Tension increases when we feel unheard.
So to solve this problem, slow down the pace of the argument.
Listen to what the other person is saying. Don’t listen in order to find the perfect comeback or response, but listen to hear what they have to say and seek to understand their side.
When they notice that you are truly listening, the tension will ease.
2. How You Say It Matters
When you’re upset, the easiest thing to do is to think of how you were wronged. We all do it. But, then the accusations fly.
“You didn’t make me feel special.”
“You didn’t do the dishes.”
“You don’t care how I feel.”
The one thing these all have in common is the result.
Accusations in the middle of a fight only put the other person on the defensive. They feel attacked and that they must defend themselves.
This escalates the argument beyond the initial problem itself. Now, there is the added attack and defense element which will cause the tension to skyrocket.
Instead, if you transform these statements to be about you and your feelings, it eases tension and cuts to the real problem.
“I don’t feel special when…”
“I feel overwhelmed when I have to do all the chores.”
“I don’t feel cared about.”
They may seem cheesy, but they work. When you phrase your feelings this way, you put the other person in a position to care instead of defend themselves.
When you eliminate the attacks, the argument becomes effective. This is how you can work to truly resolve a problem no matter who is at fault.
3. To Truly Love
Finally, we must consider what it is to love someone. Love isn’t about receiving all that we expect. Love is about giving and serving another.
Love is an action, not a privilege. Remember this truth in an argument or fight.
Are you seeking to understand where the other person is coming from? Even if you believe they are wrong, empathizing with why they may have acted a certain way will immediately ease the anger inside you.

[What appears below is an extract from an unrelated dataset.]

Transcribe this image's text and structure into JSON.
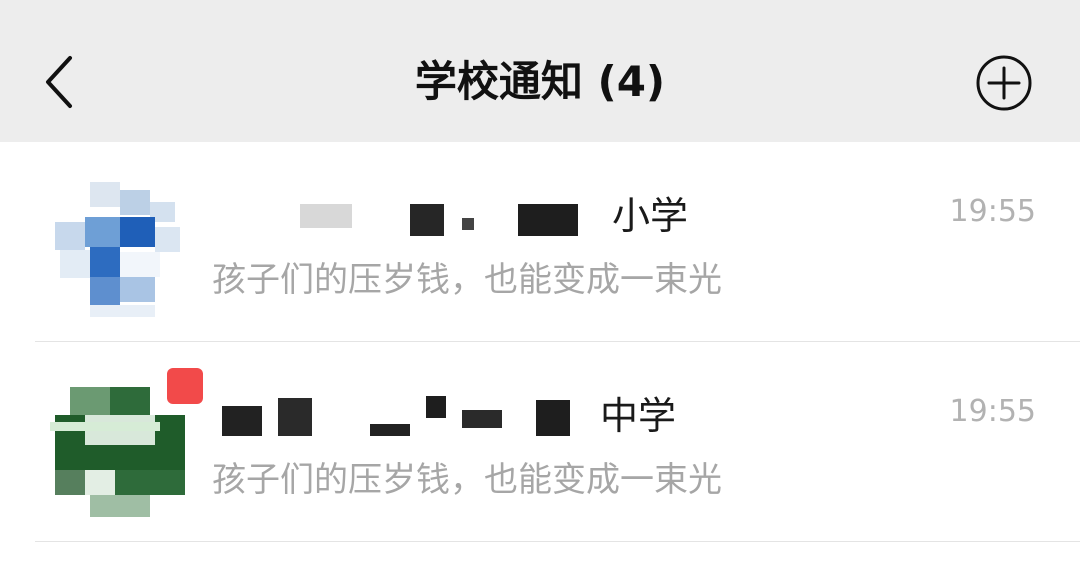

It does not take away the fault, but it will help you to forgive and to respond more calmly.
Are you being led by pride or humility? Pride is the root cause of so many arguments. When we refuse to let down our defenses to protect our own image, we set the scene for a fight. With pride leading you, a fight will escalate.
But when you act in humility, you will find that the tension drops and there is a greater openness in the conversation.
Love others above yourself. If you’ve made a mistake, you would want the grace of another. Oftentimes, in the midst of another’s grace, we find the courage to face our pride and admit our wrongs.
When you are in a fight that only seems to be growing out of control, consider these three things. It may be difficult, but the resulting resolution will be worth it.